Tulane University Joins Universities Studying Slavery!

As pandemic travel and gathering restrictions began to fall away in 2022 and 2023, Universities Studying Slavery (USS) has continued its return to in-person meetings and collaborations that started anew with the September 2022 conference at the University of Virginia. In March 2023, the University of North Carolina hosted a fantastic spring conference. The consortium continues to grow, and its success is really measured by the energy and goodwill of each participating school. The time in Chapel Hill was a powerful reminder of that reality.

Colleges and universities continue to launch comprehensive history review programs and connect with the more than one hundred schools in six countries currently doing this work. We are pleased to announce today that Tulane University in New Orleans, Louisiana, has officially joined the movement!

Tulane’s history dates back to 1834, when the Medical College of Louisiana was founded to serve the rapidly expanding city of New Orleans. Tulane became a private university in 1884 when the public University of Louisiana was reorganized and named in honor of benefactor Paul Tulane, a wealthy merchant who bequeathed more than $1 million to endow a university “for the promotion and encouragement of intellectual, moral and industrial education.” A native of Princeton, New Jersey, Paul Tulane had made his fortune in New Orleans and his gift expressed his appreciation to this Southern city on the Mississippi River.

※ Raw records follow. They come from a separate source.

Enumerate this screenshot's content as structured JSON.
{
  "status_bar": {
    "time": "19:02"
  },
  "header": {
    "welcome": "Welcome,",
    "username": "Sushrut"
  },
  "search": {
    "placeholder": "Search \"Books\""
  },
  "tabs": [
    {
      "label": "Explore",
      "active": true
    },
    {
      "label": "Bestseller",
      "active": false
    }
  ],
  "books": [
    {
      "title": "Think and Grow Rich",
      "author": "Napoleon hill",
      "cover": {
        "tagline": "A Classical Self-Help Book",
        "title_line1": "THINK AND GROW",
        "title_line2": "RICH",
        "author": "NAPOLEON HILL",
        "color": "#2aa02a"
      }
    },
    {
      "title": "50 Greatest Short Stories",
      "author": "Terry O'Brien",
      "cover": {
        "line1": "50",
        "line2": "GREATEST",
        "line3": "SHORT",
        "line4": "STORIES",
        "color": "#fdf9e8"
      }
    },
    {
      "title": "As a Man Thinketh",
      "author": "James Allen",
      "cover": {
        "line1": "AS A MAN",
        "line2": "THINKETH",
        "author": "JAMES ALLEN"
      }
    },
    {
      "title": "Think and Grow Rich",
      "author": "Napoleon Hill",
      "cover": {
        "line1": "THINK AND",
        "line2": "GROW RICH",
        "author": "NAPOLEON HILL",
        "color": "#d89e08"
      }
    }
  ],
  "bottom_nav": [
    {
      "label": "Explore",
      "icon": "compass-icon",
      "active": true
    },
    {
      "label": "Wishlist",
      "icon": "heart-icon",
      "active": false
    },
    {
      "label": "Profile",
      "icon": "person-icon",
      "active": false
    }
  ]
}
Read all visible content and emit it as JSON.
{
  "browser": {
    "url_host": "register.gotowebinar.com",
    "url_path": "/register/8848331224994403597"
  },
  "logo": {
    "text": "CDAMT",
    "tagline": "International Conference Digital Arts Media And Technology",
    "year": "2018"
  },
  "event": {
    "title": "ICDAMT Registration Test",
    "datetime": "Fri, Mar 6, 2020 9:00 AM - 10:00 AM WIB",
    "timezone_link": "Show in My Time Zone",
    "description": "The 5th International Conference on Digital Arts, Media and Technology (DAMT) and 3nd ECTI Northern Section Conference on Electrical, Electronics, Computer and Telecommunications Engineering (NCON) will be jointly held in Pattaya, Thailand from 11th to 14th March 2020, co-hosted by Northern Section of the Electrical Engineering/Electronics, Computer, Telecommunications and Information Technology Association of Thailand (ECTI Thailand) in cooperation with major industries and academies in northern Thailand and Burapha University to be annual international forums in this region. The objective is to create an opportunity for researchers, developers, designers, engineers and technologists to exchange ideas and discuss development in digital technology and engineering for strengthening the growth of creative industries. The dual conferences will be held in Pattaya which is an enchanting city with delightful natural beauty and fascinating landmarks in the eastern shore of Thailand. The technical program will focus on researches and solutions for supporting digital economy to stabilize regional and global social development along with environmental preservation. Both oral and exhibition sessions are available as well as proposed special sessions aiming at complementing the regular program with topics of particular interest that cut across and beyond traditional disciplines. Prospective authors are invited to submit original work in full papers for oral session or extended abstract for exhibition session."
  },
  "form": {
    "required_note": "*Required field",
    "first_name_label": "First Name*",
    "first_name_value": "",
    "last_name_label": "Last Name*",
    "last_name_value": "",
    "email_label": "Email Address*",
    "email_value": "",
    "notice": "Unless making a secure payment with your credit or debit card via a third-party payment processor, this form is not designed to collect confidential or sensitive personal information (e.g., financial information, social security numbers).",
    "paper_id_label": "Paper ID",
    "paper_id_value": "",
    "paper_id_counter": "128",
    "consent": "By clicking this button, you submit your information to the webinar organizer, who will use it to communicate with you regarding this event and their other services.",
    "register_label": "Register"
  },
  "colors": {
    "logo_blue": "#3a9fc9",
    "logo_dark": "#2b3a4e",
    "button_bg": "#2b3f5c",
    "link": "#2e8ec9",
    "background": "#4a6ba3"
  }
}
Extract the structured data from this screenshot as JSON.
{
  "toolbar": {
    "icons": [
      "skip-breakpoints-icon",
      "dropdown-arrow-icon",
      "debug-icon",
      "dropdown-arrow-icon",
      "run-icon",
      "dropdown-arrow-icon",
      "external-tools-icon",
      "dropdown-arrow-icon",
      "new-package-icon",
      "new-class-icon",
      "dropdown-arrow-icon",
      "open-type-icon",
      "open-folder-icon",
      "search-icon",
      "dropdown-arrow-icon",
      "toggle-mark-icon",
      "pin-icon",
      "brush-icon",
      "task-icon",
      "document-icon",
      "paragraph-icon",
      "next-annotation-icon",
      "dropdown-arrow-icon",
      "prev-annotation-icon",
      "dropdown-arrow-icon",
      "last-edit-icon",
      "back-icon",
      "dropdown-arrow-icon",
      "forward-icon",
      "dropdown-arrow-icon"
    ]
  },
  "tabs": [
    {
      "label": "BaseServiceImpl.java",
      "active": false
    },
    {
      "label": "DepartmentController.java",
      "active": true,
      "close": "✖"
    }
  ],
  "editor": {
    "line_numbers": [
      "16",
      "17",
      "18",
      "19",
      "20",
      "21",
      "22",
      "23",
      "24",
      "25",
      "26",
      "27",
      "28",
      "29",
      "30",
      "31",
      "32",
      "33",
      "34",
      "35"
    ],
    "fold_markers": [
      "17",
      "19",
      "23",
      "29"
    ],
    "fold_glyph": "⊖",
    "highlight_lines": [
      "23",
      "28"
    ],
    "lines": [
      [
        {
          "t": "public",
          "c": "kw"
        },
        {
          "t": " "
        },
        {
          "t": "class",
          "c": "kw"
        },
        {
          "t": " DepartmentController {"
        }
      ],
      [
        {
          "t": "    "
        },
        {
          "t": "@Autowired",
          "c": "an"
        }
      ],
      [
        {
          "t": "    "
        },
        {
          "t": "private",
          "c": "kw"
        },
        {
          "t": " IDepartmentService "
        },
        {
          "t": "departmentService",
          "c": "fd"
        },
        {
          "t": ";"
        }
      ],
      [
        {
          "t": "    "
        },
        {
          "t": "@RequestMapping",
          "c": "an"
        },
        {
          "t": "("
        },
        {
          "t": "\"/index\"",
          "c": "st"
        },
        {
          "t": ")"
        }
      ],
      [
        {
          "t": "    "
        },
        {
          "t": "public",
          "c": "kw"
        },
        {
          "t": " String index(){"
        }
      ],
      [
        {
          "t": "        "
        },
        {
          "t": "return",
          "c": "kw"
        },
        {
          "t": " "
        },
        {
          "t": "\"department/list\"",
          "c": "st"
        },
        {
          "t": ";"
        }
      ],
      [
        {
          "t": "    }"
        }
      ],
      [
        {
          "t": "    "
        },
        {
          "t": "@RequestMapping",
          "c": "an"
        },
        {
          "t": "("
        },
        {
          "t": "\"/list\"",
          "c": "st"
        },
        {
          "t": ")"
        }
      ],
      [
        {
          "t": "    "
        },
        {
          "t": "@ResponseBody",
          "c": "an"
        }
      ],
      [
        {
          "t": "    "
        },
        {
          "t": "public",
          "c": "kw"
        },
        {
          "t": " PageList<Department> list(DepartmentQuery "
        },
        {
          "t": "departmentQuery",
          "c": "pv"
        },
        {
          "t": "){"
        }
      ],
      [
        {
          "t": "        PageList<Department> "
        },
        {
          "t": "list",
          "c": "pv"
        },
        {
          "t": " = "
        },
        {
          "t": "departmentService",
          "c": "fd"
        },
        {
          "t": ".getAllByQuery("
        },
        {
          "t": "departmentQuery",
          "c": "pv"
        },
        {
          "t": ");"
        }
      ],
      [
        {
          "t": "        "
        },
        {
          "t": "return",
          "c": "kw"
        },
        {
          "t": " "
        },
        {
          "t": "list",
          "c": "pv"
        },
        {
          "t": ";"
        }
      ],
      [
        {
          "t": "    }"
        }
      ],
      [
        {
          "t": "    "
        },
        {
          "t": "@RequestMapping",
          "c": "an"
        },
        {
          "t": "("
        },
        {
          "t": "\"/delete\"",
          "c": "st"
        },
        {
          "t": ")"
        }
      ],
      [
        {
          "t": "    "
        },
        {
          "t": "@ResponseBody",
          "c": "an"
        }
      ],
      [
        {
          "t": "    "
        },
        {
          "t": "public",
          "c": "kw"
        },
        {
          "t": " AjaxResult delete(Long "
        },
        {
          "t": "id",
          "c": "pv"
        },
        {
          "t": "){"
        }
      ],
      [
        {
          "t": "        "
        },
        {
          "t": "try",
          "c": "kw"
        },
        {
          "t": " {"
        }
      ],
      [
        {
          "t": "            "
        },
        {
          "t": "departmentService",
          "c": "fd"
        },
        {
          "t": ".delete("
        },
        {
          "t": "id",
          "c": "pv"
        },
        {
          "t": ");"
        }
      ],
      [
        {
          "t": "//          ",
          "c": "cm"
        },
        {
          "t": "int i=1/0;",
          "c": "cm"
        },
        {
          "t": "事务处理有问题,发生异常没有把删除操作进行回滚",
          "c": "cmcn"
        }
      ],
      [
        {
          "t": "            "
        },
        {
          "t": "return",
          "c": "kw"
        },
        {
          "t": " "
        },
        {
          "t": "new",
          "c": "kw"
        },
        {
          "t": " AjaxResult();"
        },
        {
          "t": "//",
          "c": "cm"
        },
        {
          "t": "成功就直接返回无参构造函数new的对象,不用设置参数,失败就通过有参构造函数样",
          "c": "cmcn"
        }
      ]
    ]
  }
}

Until recently, the school had done little to more fully examine its own history. That all began to change in 2021 when Tulane President Fitts, as part of A Plan for Now, announced the creation of the Tulane History Project. Supported by the President’s Commission on Racial Equity, Diversity, and Inclusion and the Office of Equity, Diversity, and Inclusion, A Plan for Now encompasses current university initiatives that are helping Tulane become a more diverse, equitable and inclusive community for all. Tulane’s Strategy for Tomorrow builds on these efforts and guides future equity, diversity, and inclusion (EDI) and anti-racism initiatives across the university.

The Tulane University History Project is a long-term effort to research and develop a detailed history of the University and its campuses, with respect to its racial history and founding, including the impacts from segregation and slavery.  The history project encompasses a deep and rigorous historical study of Tulane University.  It covers the university’s founding as the Medical College of Louisiana in 1834 through the present day. The project will ultimately produce a nuanced, complex, and honest history of the university that engages its relationship with slavery, segregation, and issues of racial equity.   The History Project, housed in the Office of Academic Affairs and Provost, will be in conversation with those broader university EDI efforts.  The project will acknowledge and build upon existing research and scholarship of faculty, staff, students, alumni, and others who have already researched aspects of Tulane’s racial history.  It will also explore new questions and pathways of learning that aid in producing a chronological biography of Tulane’s racial history.

Marcia Walker-McWilliams, Ph.D., will lead the Tulane History Project and its effort to develop that detailed history of Tulane with respect to its racial history and founding. Walker-McWilliams brings a wealth of experience in engaging stakeholders both within and beyond the academy in carrying out challenging, meaningful scholarship.

At Tulane, Walker-McWilliams will work with researchers, historians, archivists, and community members to conduct a deep, honest, and rigorous historical study of Tulane from its founding as the Medical College of Louisiana in 1834 to the present. One of the goals revolves around helping the university community understand the institution’s past with an eye toward creating a guide to a better future.

 The Tulane History Project will also be overseen by an advisory board co-chaired by Sally Brown Richardson, A.D. Freeman Professor of Civil Law and vice dean for Academic Affairs at Tulane Law School, and Halima Leak Francis, Ph.D., professor of practice and Public Administration Program director at the School of Professional Advancement. The advisory board includes a diverse group of faculty, staff, students, alumni, board members, and other community stakeholders who will help advise the project.

Taking an honest look at Tulane’s past is a necessary step in the university’s commitment to becoming a more equitable, diverse, and inclusive community.

To support this effort, Tulane has joined us here at Universities Studying Slavery (USS). USS is a leading resource for universities to share best practices and guiding principles in addressing both historical and contemporary issues regarding race and inequality, and we know Tulane’s History Project will benefit from all that the collective can provide.